In 2019, Goducks.com and Rob Moseley put out two detailed stories about that event:

"...the debut of the now-iconic "O" logo that has made the University of Oregon an international brand...was unveiled on Dec. 23, 1998, when the Ducks in coordination with Nike introduced new uniforms, school colors and the logo during the week leading up to the football team's Aloha Bowl appearance. But its genesis was more than two years earlier, in the wake of the 1995 UO football team's Cotton Bowl appearance. For UO alum and Nike CEO Phil Knight, it was the first game in which his alma mater was outfitted in uniforms supplied by the company he co-founded – but also it was the Ducks' second straight loss in a New Year's Day bowl game."
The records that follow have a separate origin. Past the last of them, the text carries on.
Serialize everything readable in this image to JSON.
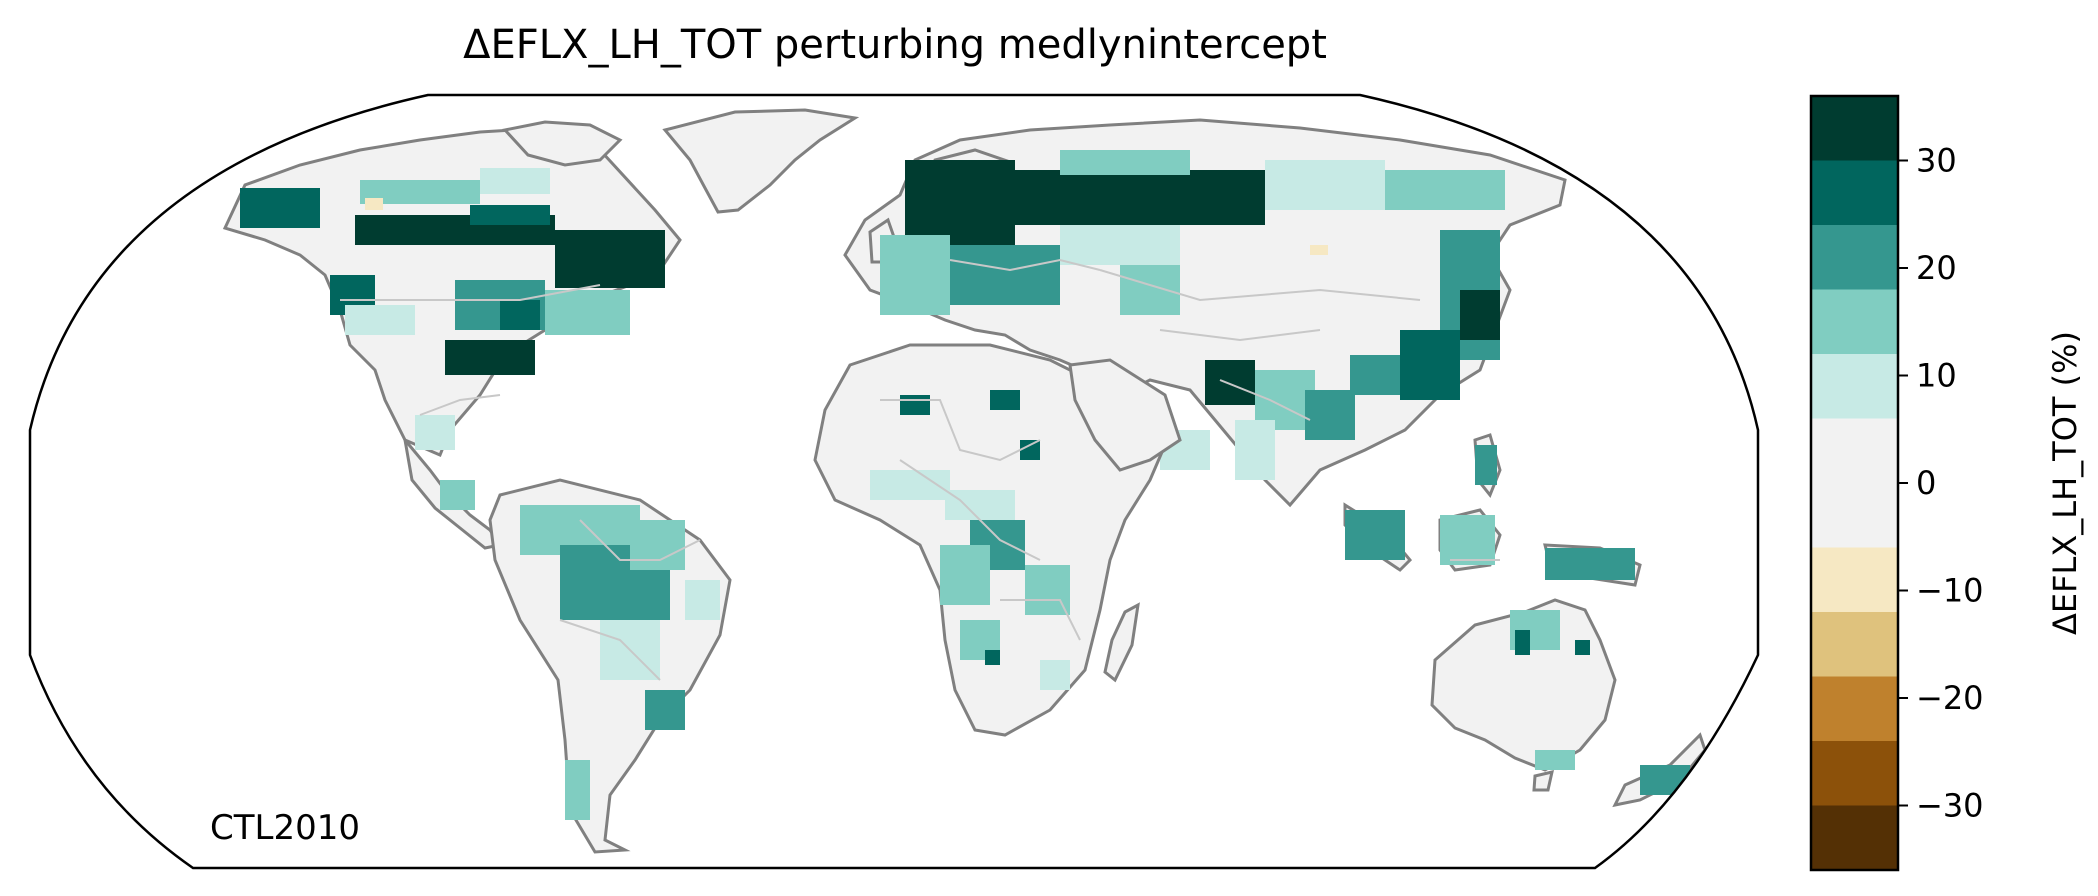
{
  "figure": {
    "title": "ΔEFLX_LH_TOT perturbing medlynintercept",
    "map_label": "CTL2010",
    "projection": "robinson"
  },
  "colorbar": {
    "label": "ΔEFLX_LH_TOT (%)",
    "range": [
      -36,
      36
    ],
    "ticks": [
      {
        "value": 30,
        "label": "30"
      },
      {
        "value": 20,
        "label": "20"
      },
      {
        "value": 10,
        "label": "10"
      },
      {
        "value": 0,
        "label": "0"
      },
      {
        "value": -10,
        "label": "−10"
      },
      {
        "value": -20,
        "label": "−20"
      },
      {
        "value": -30,
        "label": "−30"
      }
    ],
    "bins": [
      {
        "from": 30,
        "to": 36,
        "color": "#003c30"
      },
      {
        "from": 24,
        "to": 30,
        "color": "#01665e"
      },
      {
        "from": 18,
        "to": 24,
        "color": "#35978f"
      },
      {
        "from": 12,
        "to": 18,
        "color": "#80cdc1"
      },
      {
        "from": 6,
        "to": 12,
        "color": "#c7eae5"
      },
      {
        "from": -6,
        "to": 6,
        "color": "#f2f2f2"
      },
      {
        "from": -12,
        "to": -6,
        "color": "#f6e8c3"
      },
      {
        "from": -18,
        "to": -12,
        "color": "#dfc27d"
      },
      {
        "from": -24,
        "to": -18,
        "color": "#bf812d"
      },
      {
        "from": -30,
        "to": -24,
        "color": "#8c510a"
      },
      {
        "from": -36,
        "to": -30,
        "color": "#543005"
      }
    ]
  },
  "colors": {
    "coastline": "#808080",
    "borders": "#c8c8c8",
    "land_neutral": "#f2f2f2"
  }
}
https://goducks.com/news/2019/8/15/general-oral-history-the-o-turns-20.aspx

https://goducks.com/news/2019/8/22/general-oral-history-the-o-turns-20-part-ii.aspx


As a Duck, and graphic artist, I have always been intrigued by their assertion that the 1998 O logo was created by "combining" the  plan of their two then-stadiums: Hayward Field (before they demolished in 2018) and Autzen Stadium (before they made it lopsided by expanding south side in 2003)
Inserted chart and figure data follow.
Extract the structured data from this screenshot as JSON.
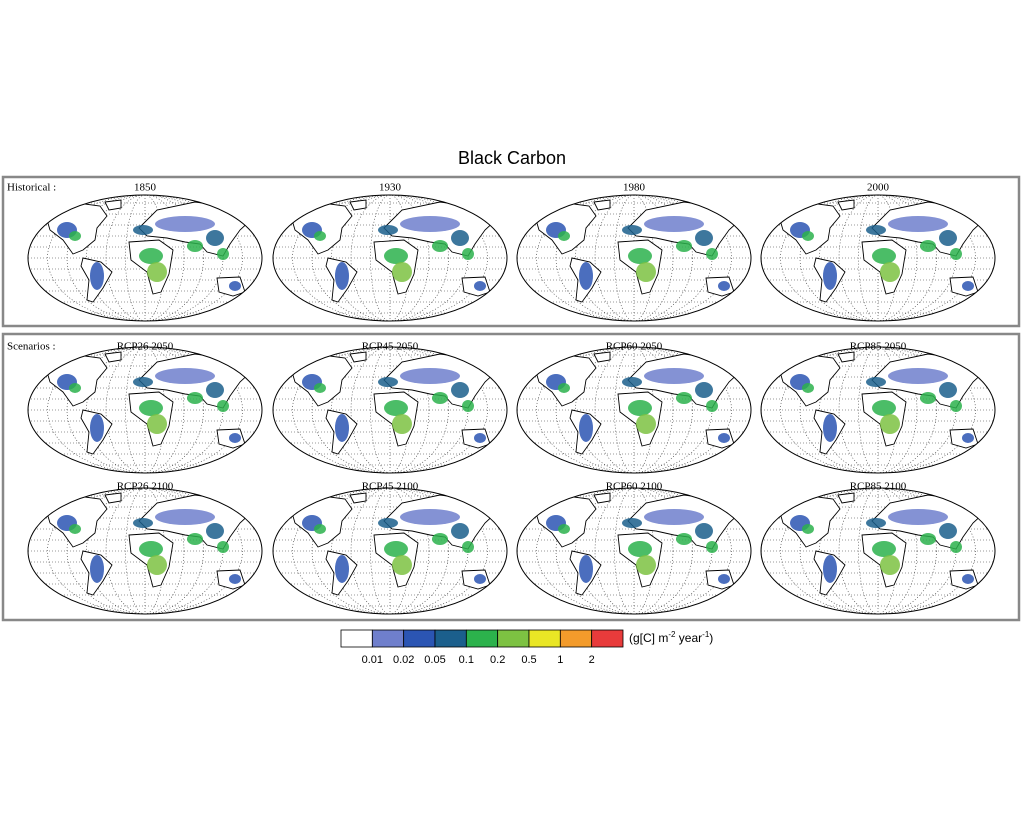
{
  "title": "Black Carbon",
  "sections": [
    {
      "label": "Historical :",
      "panels": [
        "1850",
        "1930",
        "1980",
        "2000"
      ]
    },
    {
      "label": "Scenarios :",
      "panels": [
        "RCP26 2050",
        "RCP45 2050",
        "RCP60 2050",
        "RCP85 2050",
        "RCP26 2100",
        "RCP45 2100",
        "RCP60 2100",
        "RCP85 2100"
      ]
    }
  ],
  "legend": {
    "colors": [
      "#ffffff",
      "#6f7fcc",
      "#2b55b3",
      "#1b5f8c",
      "#2cb24c",
      "#7dc242",
      "#e9e625",
      "#f39b2b",
      "#e83b3b"
    ],
    "ticks": [
      0.01,
      0.02,
      0.05,
      0.1,
      0.2,
      0.5,
      1,
      2
    ],
    "unit": [
      "(g[C] m",
      "-2",
      " year",
      "-1",
      ")"
    ]
  }
}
Before the new O logo, the interlocking letters was a common way of making a college logo and therefore might be visually confused with other similar school like Oklahoma, USC and Utah among many others:


But going even farther, Oregon wanted to "Own the O" and with several other more well-known universities in states with an O-name, that was hard. Oklahoma, Oklahoma State, Ohio State and Oregon State all use more adorned Os. And luckily the others don't rely on a single O as their primary, and Oregon State uses their Beaver head most of the time:



Learn more about the current official usage of the O logo: https://communications.uoregon.edu/uo-brand/marks-logos/primary-logo

The irony is that we all look back to 1998s as the birth or the "Oregon Uniform craze" but in reality it was an-almost decade long birth of the trend that has swept college football the last 20 years:

Joey Harrington shows off the consistent home/way look of first seasons of the Nike rebrand. 1999-2002


  • The 1999 uniform template was used for four seasons and was VERY consistent with green helmets and two jersey/pant combos.
  • 2003 they piveted to a slightly more mix-and-match style by adding yellow back in. Four different combos.
  • 2004: Five combos
  • 2005, the first non-green/white/yellow jersey was introduced: black. Nine different combos.
  • 2006, eight seasons of dark green helmets with an O came to end with the hated "grellow" helmet in the Las Vegas Bowl loss. Ten combos.
  • 2007 with Chip Kelly's arrival as OC, the whole "Oregon Way" shifted to news looks each week a and introduced white helmets   Twelve combos, with only one repeat.
  • 2008: Black helmets added.
  • 2009: The maturation of the "Oregon way" with pretty much every color used from here on out.